Bill Kristol freilich beschrieb ihn jüngst im Weekly Standard als Mann des „Narrensaums“ und Befürworter einer „Beschwichtigungspolitik im Umgang mit dem Iran“, dessen „Feindschaft gegenüber Israel“ seit einem Jahrzehnt dokumentiert sei. Und all jenen, bei denen die Botschaft womöglich noch nicht deutlich genug angekommen war, half Daniel Halper in seinem Blog für die gleiche Publikation auf die Sprünge, indem er einen „führenden republikanischen Berater im Senat“ zitierte, der gedroht habe: „Gebt uns Hagel, und wir werden dafür sorgen, daß ganz Amerika weiß, daß er Antisemit ist.“

Bret Stephens vom Wall Street Journal spann den Faden weiter: „Vorurteile (…) haben ein olfaktorisches Element“, und Hagel „verströmt einen ausgemacht strengen Geruch“. Soll heißen, Hagel stinkt nach Antisemitismus. Zur Untermauerung dieser Vorwürfe berufen sich Hagels Gegner mit Vorliebe auf dessen eigene Aussagen. Erstens verlautbarte er gegenüber dem Publizisten Aaron David Miller, die „jüdische Lobby schüchtere viele Menschen“ im Kongreß ein. Zweitens drängte er, die USA sollten Gespräche mit Hamas, der Hisbollah und dem Iran führen. Drittens sagte er vor einigen Jahren: „Ein Militärschlag gegen den Iran ist keine gangbare, denkbare, verantwortungsbewußte Option.“

Hagel hat seither eingestanden, daß er sich im Ton vergriffen habe, als er von einer „jüdischen Lobby“ sprach. Die proisraelische Lobby hingegen ist Gegenstand zahlreicher Bücher und Artikel. Die proisraelischen Resolutionen des American Israel Public Affairs Committee werden im Kongreß routinemäßig abgesegnet. Hagels Problem liegt darin, diese heiligen Schriften nicht mit gebührender Ehrfurcht behandelt zu haben. „Ich bin ein US-Senator, kein israelischer Senator“, sagte er Miller. „Ich unterstütze Israel.

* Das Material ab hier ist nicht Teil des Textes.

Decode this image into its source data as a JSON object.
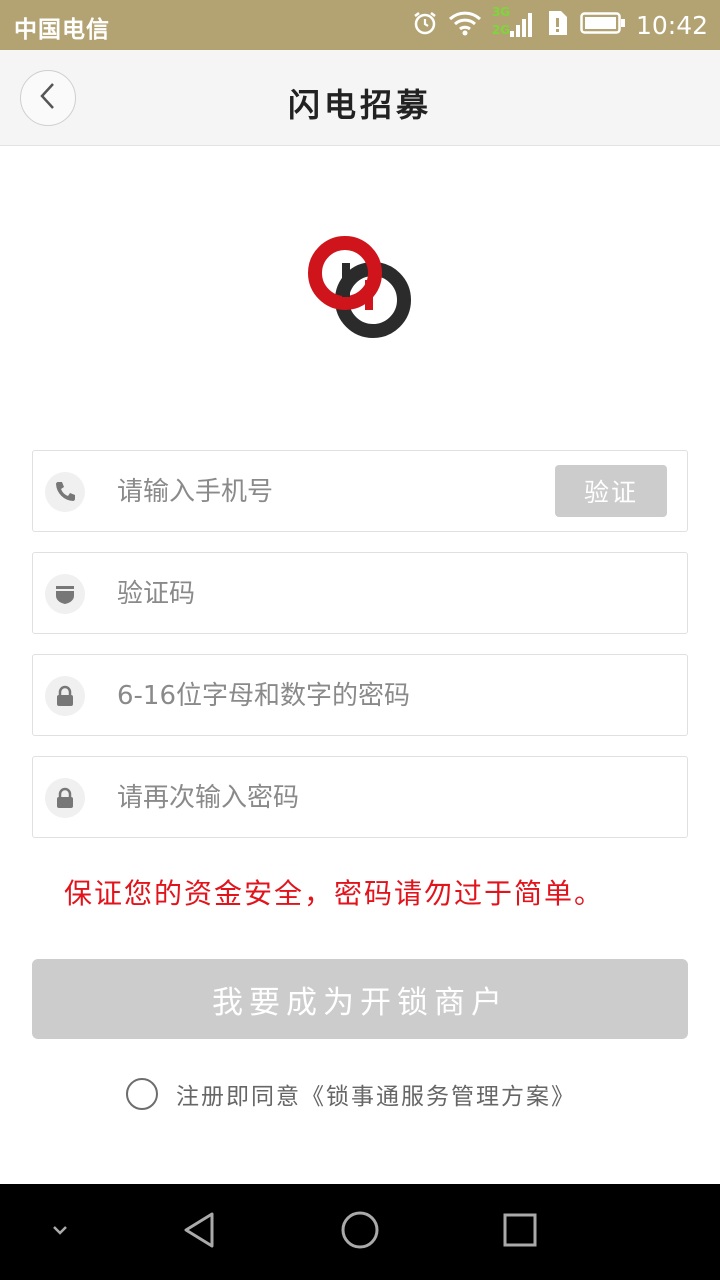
{
  "status_bar": {
    "carrier": "中国电信",
    "network_top": "3G",
    "network_bottom": "2G",
    "time": "10:42"
  },
  "header": {
    "title": "闪电招募",
    "back_icon": "chevron-left-icon"
  },
  "form": {
    "phone": {
      "placeholder": "请输入手机号",
      "icon": "phone-icon",
      "verify_label": "验证"
    },
    "code": {
      "placeholder": "验证码",
      "icon": "shield-icon"
    },
    "password": {
      "placeholder": "6-16位字母和数字的密码",
      "icon": "lock-icon"
    },
    "confirm": {
      "placeholder": "请再次输入密码",
      "icon": "lock-icon"
    },
    "warning": "保证您的资金安全，密码请勿过于简单。",
    "submit_label": "我要成为开锁商户",
    "agreement": "注册即同意《锁事通服务管理方案》"
  },
  "colors": {
    "status_bar": "#b3a373",
    "warning": "#e2131b",
    "disabled_button": "#cccccc",
    "logo_red": "#d0141b",
    "logo_dark": "#2b2b2b"
  },
  "nav": {
    "items": [
      "chevron-down-icon",
      "back-triangle-icon",
      "home-circle-icon",
      "recents-square-icon"
    ]
  }
}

Aber mein vorrangiges Interesse gilt dem Eid, den ich auf die Verfassung der USA geschworen habe. Nicht auf einen Präsidenten. Nicht auf eine Partei. Nicht auf Israel. Das tue ich erst, wenn ich mich um einen Sitz im israelischen Senat bewerbe.“

Mit anderen Worten, Hagel stellt die nationalen Interessen der USA voran. Und manchmal sind diese Interessen nicht mit denen der israelischen Regierung zu vereinbaren. 1957 wies Präsident Eisenhower den israelischen Ministerpräsidenten David Ben-Gurion an, seine Armee aus dem Sinai abzuziehen. Hätte ihn dies als Kandidaten für das Amt des Verteidigungsministers disqualifiziert, weil es zeigen würde, daß es „Ike“, wie Kristol sagen würde, nicht „ernst meint mit der Unterstützung Israels“?

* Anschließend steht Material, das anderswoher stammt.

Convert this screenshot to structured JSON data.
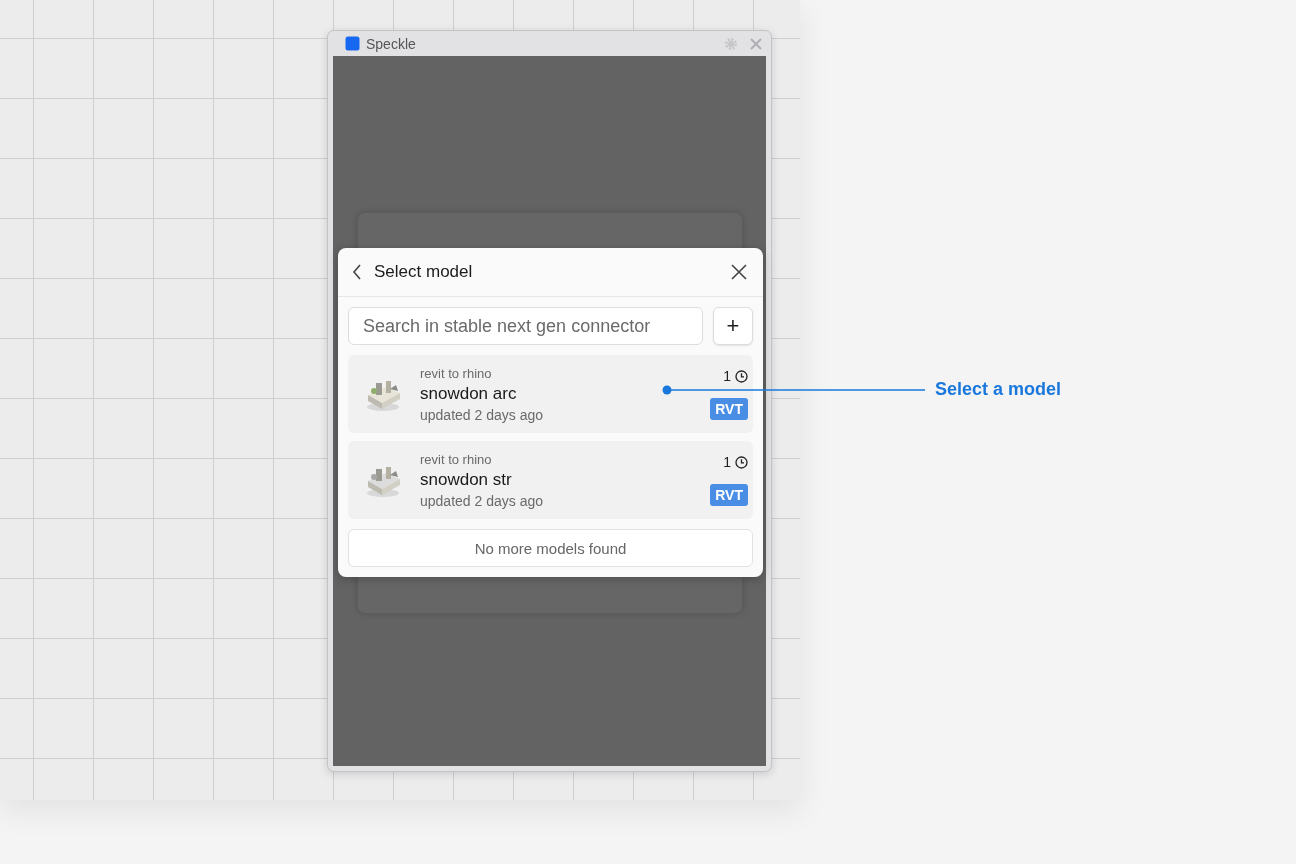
{
  "window": {
    "title": "Speckle"
  },
  "dialog": {
    "title": "Select model",
    "search": {
      "placeholder": "Search in stable next gen connector"
    },
    "add_button": "+",
    "models": [
      {
        "project": "revit to rhino",
        "name": "snowdon arc",
        "updated": "updated 2 days ago",
        "versions": "1",
        "badge": "RVT"
      },
      {
        "project": "revit to rhino",
        "name": "snowdon str",
        "updated": "updated 2 days ago",
        "versions": "1",
        "badge": "RVT"
      }
    ],
    "footer": "No more models found"
  },
  "callout": {
    "label": "Select a model"
  }
}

Wie sollte sich ein US-Senator oder -Verteidigungsminister verhalten, wenn er der Meinung ist, daß das Vorgehen der Israelis – etwa die Zweiteilung des Westjordanlands durch neue Siedlungen – geeignet ist, sämtliche Chancen auf einen palästinensischen Staat zu sabotieren und eine neue Intifada herbeizuführen? Sollte er die Interessen der USA wahren oder sicherstellen, daß zwischen ihm und dem israelischen Premier „kein Tageslicht“ zu sehen ist?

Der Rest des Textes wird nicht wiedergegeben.